Problem it solves

Claude can write UI code but it cannot see what the result looks like. You implement a component, run the dev server, then manually open the browser to check if the layout is correct. If something is wrong, you describe the problem in text and iterate blind.

Playwright MCP closes this loop. Claude can open a browser, navigate to your running app, take a screenshot, see what the page actually looks like, fill out forms, click buttons, and verify behavior — all from inside the session. It turns visual verification from a manual step into something Claude can do autonomously.

How to install

Terminal window
claude mcp add --transport stdio playwright -- npx -y @playwright/mcp@latest

No API keys or accounts needed. Playwright MCP is maintained by Microsoft and installs via npx. Restart Claude Code after running the command, then confirm with /mcp.

Node.js must be installed. If you’re doing any frontend development, it almost certainly already is.

How to use

Start your dev server as normal, then ask Claude to verify:

  • “Take a screenshot of http://localhost:3000 and describe the layout”
  • “Navigate to the login page and check if the form renders correctly”
  • “Fill in the signup form with test data and submit it, then screenshot the result”
  • “Run the E2E test for the checkout flow and report any failures”
  • “Check if the mobile breakpoint at 375px looks correct”

Claude will control the browser, take screenshots, and report back what it sees — including errors in the console, broken layouts, or unexpected behavior.

Pro tips

Use for accessibility checks. Ask Claude to navigate to a page and check for missing alt text, improper heading hierarchy, or contrast issues. It can combine visual inspection with code review for a more complete audit.

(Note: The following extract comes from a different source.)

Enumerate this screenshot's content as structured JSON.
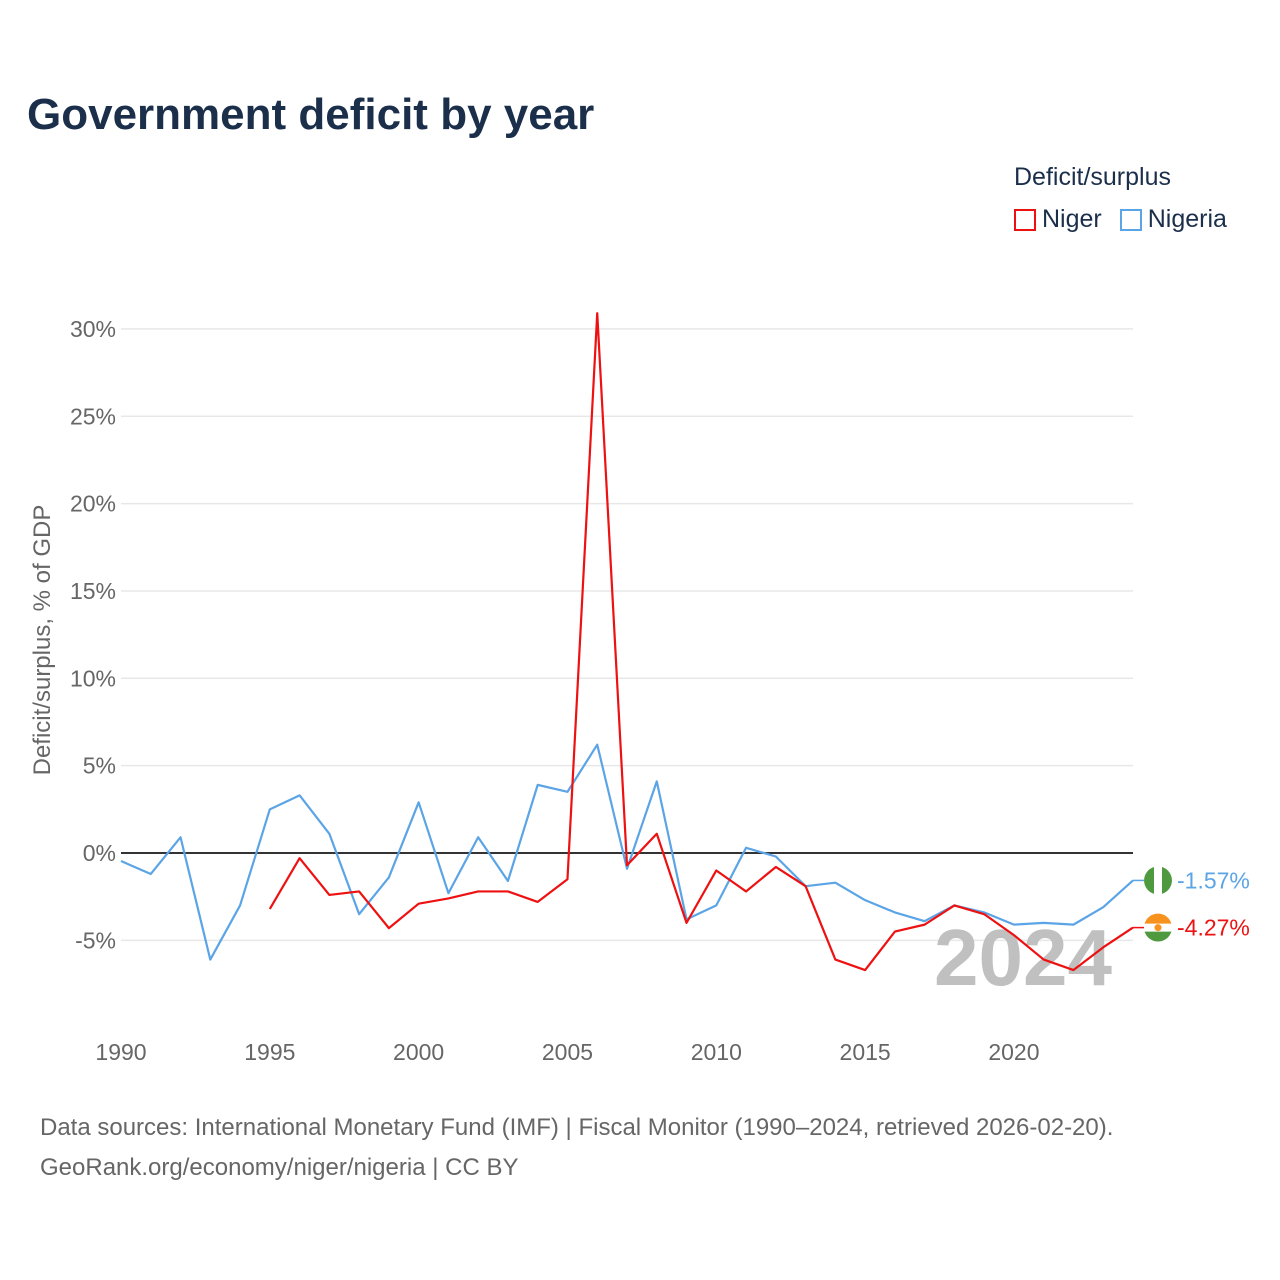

Screenshot before and after refactors. Before a major CSS refactor, ask Claude to screenshot key pages. After the refactor, screenshot again. Ask Claude to compare and flag any visual regressions.

Automate repetitive test flows. If you’re testing a multi-step form or wizard UI, describe the happy path to Claude and let Playwright MCP execute it. Faster than manually clicking through every time you change something.

When NOT to use

Playwright MCP is heavier than other MCP servers — it launches a real browser process. Don’t reach for it when you just need to read text content from a URL (use Fetch MCP instead). Reserve it for situations where you genuinely need browser rendering: visual verification, JavaScript-heavy SPAs, form interactions, and E2E test execution.